This is the payoff of building the certificate into the engine: the moment a hand-count disagrees with the flow value, you know the hand-count is wrong, because max-flow min-cut guarantees the residual-reachable cut equals the flow. The engine's output (value 5 + placement + the set $S$) is self-checking.
Discussion Questions
- Phase 2 changed exactly one thing from plain matching — the sink-edge capacities. What would change if instead a student could enroll in up to two sections? Which capacities move, and is it still a clean max-flow problem?
- In Phase 3 we read the assignment off reverse residuals. Write the one-sentence invariant that justifies "middle edge used $\iff$ reverse residual is 1," and tie it to the residual definition in §34.3.
- The engine leaves one student unplaced (
s6in our trace), and the min cut turned out to be the sink cut (all sections full). Explain why, in this term, there is no Hall-style deficient subset of students to blame — the shortage is global. What single change (and where) would raise the placement to 6, and how does the sink-cut location tell you that adding a seat to any section helps? - Why does emitting the min cut make the engine auditable in a way that returning only the placement does not? What could a skeptic verify in seconds with the cut that they could not verify from the placement alone?
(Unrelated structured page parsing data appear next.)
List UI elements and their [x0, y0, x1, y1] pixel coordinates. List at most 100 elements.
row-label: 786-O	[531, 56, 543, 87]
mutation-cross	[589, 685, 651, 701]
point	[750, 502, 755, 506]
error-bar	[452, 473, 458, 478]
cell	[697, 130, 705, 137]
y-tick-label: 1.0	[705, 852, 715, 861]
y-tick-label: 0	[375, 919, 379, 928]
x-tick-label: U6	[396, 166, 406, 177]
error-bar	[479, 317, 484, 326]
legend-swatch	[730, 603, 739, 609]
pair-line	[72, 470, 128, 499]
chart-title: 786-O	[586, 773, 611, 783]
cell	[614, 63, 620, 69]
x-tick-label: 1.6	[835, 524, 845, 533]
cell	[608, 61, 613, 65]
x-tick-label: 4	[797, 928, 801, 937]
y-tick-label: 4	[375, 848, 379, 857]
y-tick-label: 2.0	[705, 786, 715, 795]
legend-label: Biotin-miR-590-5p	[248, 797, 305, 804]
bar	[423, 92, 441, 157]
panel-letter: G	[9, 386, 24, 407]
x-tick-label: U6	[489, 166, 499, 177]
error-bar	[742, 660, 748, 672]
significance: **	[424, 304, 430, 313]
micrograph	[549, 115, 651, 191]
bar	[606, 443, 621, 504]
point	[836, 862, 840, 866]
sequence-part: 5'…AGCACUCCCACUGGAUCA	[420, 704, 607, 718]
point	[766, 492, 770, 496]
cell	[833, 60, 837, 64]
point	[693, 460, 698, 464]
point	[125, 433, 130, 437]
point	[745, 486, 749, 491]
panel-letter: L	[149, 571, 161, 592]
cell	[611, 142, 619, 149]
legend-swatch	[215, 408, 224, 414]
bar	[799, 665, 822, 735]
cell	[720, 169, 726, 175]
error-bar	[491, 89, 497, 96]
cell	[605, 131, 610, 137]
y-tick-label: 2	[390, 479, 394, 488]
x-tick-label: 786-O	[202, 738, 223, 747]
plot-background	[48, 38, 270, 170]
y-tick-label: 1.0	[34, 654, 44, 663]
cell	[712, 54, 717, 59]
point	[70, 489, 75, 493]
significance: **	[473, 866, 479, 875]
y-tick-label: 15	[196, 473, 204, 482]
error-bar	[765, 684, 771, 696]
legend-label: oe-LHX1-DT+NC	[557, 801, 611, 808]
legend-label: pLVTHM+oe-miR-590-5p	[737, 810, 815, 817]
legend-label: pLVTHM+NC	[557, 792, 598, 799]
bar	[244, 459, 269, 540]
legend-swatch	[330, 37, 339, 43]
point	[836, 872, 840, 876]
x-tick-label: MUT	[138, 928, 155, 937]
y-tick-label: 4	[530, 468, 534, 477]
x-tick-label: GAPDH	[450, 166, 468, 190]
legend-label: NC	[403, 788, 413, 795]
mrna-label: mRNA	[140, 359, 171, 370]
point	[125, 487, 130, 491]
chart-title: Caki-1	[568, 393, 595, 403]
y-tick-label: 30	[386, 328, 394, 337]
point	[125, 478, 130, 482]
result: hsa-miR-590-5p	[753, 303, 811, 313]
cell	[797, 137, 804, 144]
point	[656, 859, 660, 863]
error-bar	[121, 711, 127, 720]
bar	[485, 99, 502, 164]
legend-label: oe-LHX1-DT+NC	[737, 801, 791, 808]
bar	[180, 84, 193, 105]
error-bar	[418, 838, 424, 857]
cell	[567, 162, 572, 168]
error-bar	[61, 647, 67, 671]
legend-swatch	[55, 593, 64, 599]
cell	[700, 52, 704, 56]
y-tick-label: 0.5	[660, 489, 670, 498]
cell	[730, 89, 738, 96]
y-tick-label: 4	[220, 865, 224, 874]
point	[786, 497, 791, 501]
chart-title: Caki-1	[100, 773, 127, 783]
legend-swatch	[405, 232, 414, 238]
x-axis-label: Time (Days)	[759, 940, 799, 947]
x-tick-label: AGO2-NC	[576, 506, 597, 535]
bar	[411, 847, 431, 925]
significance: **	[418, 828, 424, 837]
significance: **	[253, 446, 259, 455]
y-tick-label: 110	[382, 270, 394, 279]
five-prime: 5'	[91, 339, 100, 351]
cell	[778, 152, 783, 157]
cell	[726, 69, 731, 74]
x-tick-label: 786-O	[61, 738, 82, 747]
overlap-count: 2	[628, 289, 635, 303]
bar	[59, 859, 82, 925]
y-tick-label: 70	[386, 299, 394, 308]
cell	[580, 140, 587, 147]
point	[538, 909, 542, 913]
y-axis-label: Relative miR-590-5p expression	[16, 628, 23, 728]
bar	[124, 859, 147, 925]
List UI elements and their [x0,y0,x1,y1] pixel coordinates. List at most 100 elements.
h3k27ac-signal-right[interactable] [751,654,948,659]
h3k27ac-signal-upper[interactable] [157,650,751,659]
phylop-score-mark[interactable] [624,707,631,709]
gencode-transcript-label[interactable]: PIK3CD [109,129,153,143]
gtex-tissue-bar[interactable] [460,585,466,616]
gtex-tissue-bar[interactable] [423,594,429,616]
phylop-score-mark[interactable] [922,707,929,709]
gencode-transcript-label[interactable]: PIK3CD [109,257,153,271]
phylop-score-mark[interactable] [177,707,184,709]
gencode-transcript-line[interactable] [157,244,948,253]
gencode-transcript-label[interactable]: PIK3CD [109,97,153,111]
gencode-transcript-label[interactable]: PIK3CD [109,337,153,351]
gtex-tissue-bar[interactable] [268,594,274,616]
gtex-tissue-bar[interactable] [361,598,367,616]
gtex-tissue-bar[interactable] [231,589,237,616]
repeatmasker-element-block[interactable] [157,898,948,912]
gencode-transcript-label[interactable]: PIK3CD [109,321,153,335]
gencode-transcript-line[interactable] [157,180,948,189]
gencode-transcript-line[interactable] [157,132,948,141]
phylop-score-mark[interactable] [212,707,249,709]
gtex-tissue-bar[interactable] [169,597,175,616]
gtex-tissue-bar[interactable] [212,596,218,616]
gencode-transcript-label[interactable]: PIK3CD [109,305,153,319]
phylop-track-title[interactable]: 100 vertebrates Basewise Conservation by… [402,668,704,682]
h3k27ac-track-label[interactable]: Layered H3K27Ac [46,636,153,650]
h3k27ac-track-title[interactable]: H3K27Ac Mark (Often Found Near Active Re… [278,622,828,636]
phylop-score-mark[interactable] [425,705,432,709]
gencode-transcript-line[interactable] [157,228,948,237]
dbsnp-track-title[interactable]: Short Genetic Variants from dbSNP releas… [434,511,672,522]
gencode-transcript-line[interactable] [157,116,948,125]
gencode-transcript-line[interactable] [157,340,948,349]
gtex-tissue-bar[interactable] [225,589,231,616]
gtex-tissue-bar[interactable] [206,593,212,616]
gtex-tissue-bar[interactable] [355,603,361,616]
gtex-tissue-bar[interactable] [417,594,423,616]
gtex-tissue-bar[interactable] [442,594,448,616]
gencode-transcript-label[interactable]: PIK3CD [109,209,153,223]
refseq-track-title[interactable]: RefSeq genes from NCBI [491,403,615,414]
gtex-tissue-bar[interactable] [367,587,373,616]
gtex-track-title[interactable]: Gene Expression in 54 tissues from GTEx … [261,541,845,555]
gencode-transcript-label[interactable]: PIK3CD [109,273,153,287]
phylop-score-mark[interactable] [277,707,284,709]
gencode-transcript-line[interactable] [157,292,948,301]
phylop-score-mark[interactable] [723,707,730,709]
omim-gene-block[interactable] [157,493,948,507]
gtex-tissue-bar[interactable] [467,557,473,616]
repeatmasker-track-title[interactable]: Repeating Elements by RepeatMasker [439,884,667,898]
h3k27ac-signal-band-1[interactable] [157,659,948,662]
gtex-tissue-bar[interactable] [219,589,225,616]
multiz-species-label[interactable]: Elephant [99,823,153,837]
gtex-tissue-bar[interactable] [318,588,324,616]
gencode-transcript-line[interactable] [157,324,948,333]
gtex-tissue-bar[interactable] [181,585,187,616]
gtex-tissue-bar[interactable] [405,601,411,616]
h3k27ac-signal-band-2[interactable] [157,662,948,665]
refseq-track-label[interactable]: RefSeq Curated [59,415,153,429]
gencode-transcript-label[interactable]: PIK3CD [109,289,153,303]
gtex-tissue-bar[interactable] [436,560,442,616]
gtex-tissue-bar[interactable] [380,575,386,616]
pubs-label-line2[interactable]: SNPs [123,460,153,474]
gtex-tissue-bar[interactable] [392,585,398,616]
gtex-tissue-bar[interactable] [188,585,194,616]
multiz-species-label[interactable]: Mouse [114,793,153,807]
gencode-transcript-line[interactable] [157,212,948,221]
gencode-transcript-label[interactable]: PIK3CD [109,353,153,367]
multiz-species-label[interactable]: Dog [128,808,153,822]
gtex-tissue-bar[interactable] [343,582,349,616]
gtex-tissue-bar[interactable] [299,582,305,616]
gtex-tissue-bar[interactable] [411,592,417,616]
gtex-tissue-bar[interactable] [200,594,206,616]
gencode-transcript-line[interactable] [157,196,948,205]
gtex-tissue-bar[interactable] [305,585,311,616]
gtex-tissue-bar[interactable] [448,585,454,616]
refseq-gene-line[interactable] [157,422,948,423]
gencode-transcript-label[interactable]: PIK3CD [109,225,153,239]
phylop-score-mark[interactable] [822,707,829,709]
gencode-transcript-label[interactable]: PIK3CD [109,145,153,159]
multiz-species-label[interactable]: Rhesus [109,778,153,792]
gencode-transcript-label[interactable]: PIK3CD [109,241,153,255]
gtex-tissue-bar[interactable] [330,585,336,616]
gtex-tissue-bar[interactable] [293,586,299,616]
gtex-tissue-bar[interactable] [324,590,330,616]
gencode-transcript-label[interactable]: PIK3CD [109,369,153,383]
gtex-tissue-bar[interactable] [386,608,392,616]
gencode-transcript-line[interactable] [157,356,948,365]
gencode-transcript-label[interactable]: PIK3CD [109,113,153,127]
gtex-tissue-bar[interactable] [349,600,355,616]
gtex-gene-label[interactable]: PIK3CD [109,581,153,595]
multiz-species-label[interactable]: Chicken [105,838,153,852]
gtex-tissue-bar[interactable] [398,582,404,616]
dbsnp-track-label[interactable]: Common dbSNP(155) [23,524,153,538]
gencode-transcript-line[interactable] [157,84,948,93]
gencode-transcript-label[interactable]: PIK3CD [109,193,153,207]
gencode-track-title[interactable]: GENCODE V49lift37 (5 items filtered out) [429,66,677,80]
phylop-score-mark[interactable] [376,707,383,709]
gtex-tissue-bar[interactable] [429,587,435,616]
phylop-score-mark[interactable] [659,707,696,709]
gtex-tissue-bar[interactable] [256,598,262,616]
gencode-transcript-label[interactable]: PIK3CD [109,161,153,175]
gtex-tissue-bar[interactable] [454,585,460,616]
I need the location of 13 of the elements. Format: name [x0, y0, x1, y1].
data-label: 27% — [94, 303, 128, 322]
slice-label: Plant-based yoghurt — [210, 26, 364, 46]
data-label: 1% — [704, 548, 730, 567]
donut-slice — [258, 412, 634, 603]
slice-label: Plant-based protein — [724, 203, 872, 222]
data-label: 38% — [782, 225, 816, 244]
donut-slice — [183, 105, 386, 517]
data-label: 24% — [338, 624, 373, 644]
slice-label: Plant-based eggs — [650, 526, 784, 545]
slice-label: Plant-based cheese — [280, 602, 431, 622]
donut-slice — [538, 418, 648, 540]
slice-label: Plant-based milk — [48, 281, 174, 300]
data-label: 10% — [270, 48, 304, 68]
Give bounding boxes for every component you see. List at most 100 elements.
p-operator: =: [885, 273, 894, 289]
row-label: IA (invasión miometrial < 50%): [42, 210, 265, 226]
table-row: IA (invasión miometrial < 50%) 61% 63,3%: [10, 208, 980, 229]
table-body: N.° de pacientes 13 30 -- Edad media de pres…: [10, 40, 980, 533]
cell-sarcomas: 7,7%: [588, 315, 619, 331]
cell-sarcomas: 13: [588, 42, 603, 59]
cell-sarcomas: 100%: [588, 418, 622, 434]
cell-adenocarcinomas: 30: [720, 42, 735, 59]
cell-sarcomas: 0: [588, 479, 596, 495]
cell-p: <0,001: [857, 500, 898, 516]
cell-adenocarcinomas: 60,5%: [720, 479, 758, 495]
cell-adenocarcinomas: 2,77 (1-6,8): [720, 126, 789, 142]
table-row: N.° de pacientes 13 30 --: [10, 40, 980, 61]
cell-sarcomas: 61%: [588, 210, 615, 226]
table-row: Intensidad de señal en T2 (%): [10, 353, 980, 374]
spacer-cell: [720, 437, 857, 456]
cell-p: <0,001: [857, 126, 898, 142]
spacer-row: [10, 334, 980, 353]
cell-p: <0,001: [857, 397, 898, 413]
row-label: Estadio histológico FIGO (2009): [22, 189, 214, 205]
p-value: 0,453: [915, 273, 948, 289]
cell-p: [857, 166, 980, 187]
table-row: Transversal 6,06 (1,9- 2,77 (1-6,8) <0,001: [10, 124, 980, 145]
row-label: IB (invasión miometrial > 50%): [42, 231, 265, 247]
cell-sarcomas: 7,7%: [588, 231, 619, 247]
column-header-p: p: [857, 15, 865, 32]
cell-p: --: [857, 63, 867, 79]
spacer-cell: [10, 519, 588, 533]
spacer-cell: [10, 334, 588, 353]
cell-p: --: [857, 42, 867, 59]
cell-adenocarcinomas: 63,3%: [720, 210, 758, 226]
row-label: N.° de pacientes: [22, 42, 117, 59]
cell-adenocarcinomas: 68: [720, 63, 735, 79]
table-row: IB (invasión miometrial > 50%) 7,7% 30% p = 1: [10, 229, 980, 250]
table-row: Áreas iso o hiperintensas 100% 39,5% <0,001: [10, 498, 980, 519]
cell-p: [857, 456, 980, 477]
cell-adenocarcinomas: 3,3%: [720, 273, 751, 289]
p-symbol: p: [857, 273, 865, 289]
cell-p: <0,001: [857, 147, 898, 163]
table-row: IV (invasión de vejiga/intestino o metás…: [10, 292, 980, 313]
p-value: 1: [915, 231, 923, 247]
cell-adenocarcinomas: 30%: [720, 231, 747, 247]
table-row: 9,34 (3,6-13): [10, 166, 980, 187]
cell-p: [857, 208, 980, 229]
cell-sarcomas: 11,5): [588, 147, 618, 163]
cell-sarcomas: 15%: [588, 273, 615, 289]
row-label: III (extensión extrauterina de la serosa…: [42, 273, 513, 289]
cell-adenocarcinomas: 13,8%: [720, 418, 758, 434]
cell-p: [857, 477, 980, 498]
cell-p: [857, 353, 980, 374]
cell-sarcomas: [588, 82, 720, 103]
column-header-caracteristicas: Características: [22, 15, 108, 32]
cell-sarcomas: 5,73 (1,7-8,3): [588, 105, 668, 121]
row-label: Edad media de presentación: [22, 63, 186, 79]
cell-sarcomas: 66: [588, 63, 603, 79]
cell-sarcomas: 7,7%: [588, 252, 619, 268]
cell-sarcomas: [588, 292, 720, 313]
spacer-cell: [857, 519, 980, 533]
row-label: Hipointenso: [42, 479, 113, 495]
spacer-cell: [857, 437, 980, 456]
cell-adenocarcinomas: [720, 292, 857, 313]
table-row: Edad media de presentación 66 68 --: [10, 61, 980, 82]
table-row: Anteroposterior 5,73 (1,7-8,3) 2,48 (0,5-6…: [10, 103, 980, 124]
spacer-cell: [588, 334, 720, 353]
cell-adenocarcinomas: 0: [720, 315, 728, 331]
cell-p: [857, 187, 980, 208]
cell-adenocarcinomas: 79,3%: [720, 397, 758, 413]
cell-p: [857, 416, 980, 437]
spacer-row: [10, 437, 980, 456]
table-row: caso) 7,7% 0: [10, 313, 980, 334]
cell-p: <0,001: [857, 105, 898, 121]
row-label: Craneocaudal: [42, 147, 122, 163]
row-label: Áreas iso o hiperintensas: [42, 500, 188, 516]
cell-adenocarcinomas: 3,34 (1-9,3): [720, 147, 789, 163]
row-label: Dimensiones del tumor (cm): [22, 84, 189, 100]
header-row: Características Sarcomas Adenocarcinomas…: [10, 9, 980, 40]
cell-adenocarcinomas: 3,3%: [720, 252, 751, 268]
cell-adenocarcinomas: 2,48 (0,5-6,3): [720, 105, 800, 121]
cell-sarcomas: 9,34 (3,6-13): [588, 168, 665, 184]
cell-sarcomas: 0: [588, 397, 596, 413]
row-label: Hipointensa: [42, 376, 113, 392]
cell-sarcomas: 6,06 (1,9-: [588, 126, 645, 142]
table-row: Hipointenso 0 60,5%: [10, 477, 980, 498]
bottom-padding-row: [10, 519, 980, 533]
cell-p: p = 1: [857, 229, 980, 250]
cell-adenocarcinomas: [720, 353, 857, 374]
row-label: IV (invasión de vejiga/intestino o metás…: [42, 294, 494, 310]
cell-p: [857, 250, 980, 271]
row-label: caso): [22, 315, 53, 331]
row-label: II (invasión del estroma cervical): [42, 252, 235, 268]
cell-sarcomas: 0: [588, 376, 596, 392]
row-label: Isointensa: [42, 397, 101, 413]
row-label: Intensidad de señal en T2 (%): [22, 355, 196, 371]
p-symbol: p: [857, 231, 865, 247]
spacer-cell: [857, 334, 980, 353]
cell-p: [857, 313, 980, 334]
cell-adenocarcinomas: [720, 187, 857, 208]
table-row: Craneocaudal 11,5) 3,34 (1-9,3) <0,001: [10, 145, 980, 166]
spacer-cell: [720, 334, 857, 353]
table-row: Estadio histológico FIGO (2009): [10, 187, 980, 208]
- The integrality property (§34.4) is doing silent work in this whole build. Point to the exact place the engine would break if flows could be fractional, and explain why integer capacities prevent it.
Your Turn: Extensions
- Option A (priorities). Raising a student's source edge capacity is the wrong way to model priority
(a student still wants only one seat). Instead, add a tie-break: run the engine, and if a specific
student must be placed, pre-assign them (delete their competitors' edges to the chosen section) and
re-solve. Build a wrapper
place_first(cap, student, section)and test which other student gets bumped. - Option B (waitlist sizing). Extend
assignment_reportto also return the list of unplaced students (students whose source edge still has residual at the max flow). Hand-derive that it returns['s6']for this term, then add 1 seat toSecB(set("C","SecB")→tto capacity 2) and re-derive the new max flow and waitlist. - Option C (add a seat, watch the cut move). The min cut here is the sink cut (capacity 5). Add one
seat to
SecC(sink edge capacity 3) and re-runassignment_report. Predict by hand whether the flow rises to 6, and whether the min cut is still the sink cut or has moved to an internal cut — then verify withcut_capacity. - Option D (generalize the reduction). Refactor
build_enrollment_networkinto a generalbuild_capacitated_matching(left, edges, right_caps, left_caps=None)that allows multi-unit capacities on both sides, and re-solve this term as a special case to confirm you still get 5.
Key Takeaways
- One change unlocks capacitated assignment. Setting a right-side sink edge to capacity $k$ models "k seats"; the rest of the §34.5 reduction is unchanged, and max flow solves it directly.
- Build the read-out, not just the count. The placement lives in the reverse residuals of the middle edges; recovering it (Phase 3) turns a number into an actual schedule.
- Make the solver certify itself. Emitting the min cut (the residual-reachable set $S$) lets anyone verify optimality without re-running — the answer carries its own proof (§34.4).
- Trust the mechanical cut over your intuition. When a hand-counted cut disagrees with the flow value, the hand-count is wrong: max-flow min-cut guarantees the residual-reachable cut equals the flow. Compute $S$ from the residual graph and verify its capacity with code.